AGI – Le stazioni cinesi di polizia? Non esistono, c’è invece un delicato problema di ‘controllo digitale’ da parte del governo cinese sui cittadini che vivono all’estero, Italia compresa. Lo spiega all’AGI il professor Daniele Brigadoi Cologna, professore associato di Lingua e Cultura Cinese all’Università dell’Insubria parlando del rapporto dell’Ong Safeguards Defenders secondo il quale nel mondo ci sarebbero cento posti di polizia segreti per controllare i cinesi.
Cosa sono i 'centri di servizi' cinesi presenti anche in Italia
“Cominciamo col dire che i pattugliamenti congiunti di poliziotti italiani e cinesi, sia in Italia che in Cina, sono fatti sulla base di accordi tra i Paesi a beneficio dei turisti” sostiene il docente. Secondo Cologna, a generare confusione sono i ‘centri di servizi cinesi’ voluti dal governo per agevolare chi è migrato fuori dai confini.
“Non sono centri clandestini ma hanno cominciato a essere creati quando, a partire dal 2010, è cambiato l’orientamento dello Stato cinese sulla diaspora nei confronti della quale, fino a quel momento, c’era una politica di non interferenza. La nuova politica invece mette al centro di ogni iniziativa il ‘sogno cinese’ della rifondazione nazionale di cui fanno parte anche i cittadini cinesi all’estero”.
Ecco dunque sorgere, anche nelle città italiane, “questi centri di raccordo operativo tra i due Paesi, utili anche a permettere di svolgere attività burocratiche, senza sfiancanti viaggi da un Paese all’altro, come certificati di morte o di non matrimonio in Cina per sposarsi in Italia o per pratiche sugli immobili di famiglia”.
I centri “agiscono insieme alle associazioni cinesi che interagiscono con le diplomazie, fatto questo abbastanza anomalo. Sono stazioni di polizia? Assolutamente no. Il Governo cinese non sarebbe così improvvido da consentire una violazione palese della sovranità di un altro Stato. E le persone che stanno nella associazioni non hanno il profilo culturale e sociale per fare i poliziotti, ve l’assicuro. Sono spesso imprenditori che non parlano bene né il cinese né l’italiano”.
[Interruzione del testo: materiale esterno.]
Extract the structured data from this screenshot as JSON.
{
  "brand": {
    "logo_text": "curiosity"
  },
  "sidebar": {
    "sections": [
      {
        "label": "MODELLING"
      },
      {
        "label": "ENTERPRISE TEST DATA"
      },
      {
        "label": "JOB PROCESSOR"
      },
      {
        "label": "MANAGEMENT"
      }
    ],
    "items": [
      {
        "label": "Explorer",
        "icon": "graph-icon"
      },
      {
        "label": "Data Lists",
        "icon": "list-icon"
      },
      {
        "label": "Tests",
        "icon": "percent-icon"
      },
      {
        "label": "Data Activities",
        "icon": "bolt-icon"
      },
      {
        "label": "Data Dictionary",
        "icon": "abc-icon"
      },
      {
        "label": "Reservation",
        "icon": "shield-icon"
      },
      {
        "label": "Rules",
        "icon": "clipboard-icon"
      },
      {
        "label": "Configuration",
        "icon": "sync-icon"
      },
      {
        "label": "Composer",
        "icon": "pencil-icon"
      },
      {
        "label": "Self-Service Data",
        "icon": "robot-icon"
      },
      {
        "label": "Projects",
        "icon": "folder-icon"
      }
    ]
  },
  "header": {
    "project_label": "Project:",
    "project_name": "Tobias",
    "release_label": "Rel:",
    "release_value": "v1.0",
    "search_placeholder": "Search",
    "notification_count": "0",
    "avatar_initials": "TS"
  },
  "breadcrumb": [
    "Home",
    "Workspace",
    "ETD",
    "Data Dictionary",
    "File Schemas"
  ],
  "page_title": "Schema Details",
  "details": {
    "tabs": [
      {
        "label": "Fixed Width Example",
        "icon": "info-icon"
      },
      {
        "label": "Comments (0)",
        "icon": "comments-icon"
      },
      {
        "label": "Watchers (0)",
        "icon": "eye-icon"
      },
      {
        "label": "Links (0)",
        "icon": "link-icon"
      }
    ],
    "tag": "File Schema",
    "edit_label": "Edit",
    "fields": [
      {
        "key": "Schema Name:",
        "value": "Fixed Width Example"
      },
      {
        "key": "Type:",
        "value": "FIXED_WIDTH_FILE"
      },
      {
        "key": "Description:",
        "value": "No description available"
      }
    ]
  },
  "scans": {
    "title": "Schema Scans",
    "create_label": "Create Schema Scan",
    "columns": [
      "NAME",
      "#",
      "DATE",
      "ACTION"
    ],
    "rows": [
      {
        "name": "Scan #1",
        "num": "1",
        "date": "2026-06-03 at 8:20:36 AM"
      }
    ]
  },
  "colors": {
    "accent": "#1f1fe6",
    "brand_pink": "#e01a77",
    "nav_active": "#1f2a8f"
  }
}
Cosa è successo di "preoccupante" dopo la pandemia
Qui si apre il tema che dovrebbe essere invece oggetto di attenzione e preoccupazione. La svolta è stata la pandemia. "Questi centri fino al Covid un po’ sonnacchiosi hanno dovuto svolgere un’attività molto intensa per ritorni delle persone in Italia o Cina, mascherine, farmaci. Il governo cinese ha fatto in modo che i cinesi all’estero potessero accedere ai portali del Paese d’origine per avere informazioni pratiche, una circostanza accolta di buon grado dai cinesi ma pericolosa perché così il sistema di controllo ‘a reticolo’ che c’è in Cina è stato esteso anche a loro”.
Questo è il punto delicato: “Occorre capire se la sovranità digitale del nostro Paese è violata e si configurano aspetti contrari alla privacy. Ricordiamoci che le app per il Covid cinesi indicavano alle altre persone nello stesso luogo se c’erano degli infetti, quindi contenevano informazioni non solo sulla propria salute ma anche su quella degli altri”.
Resta una domanda: perché la ong e i media avrebbero dato così tanto risalto alle ‘stazioni di polizia’ che non esistono?. “Il rapporto è moto vago – afferma il professore – ma non riporta nessuna evidenza che esistano davvero. L’impressione è che convenga agli interessi di certi imprenditori individuare aspetti denigratori sulla Cina e la stessa Ong, col suo fondatore Peter Dahlin che venne arrestato con un abuso anni fa in quel Paese, ha un contenzioso aperto con la Cina".
Quanto agli esuli che Pechino cercherebbe di catturare, “lo fa tramite l’Interpol o l’intelligence, certo non con le associazioni sul territorio che non sarebbero in grado di portare avanti operazioni di questo tipo”.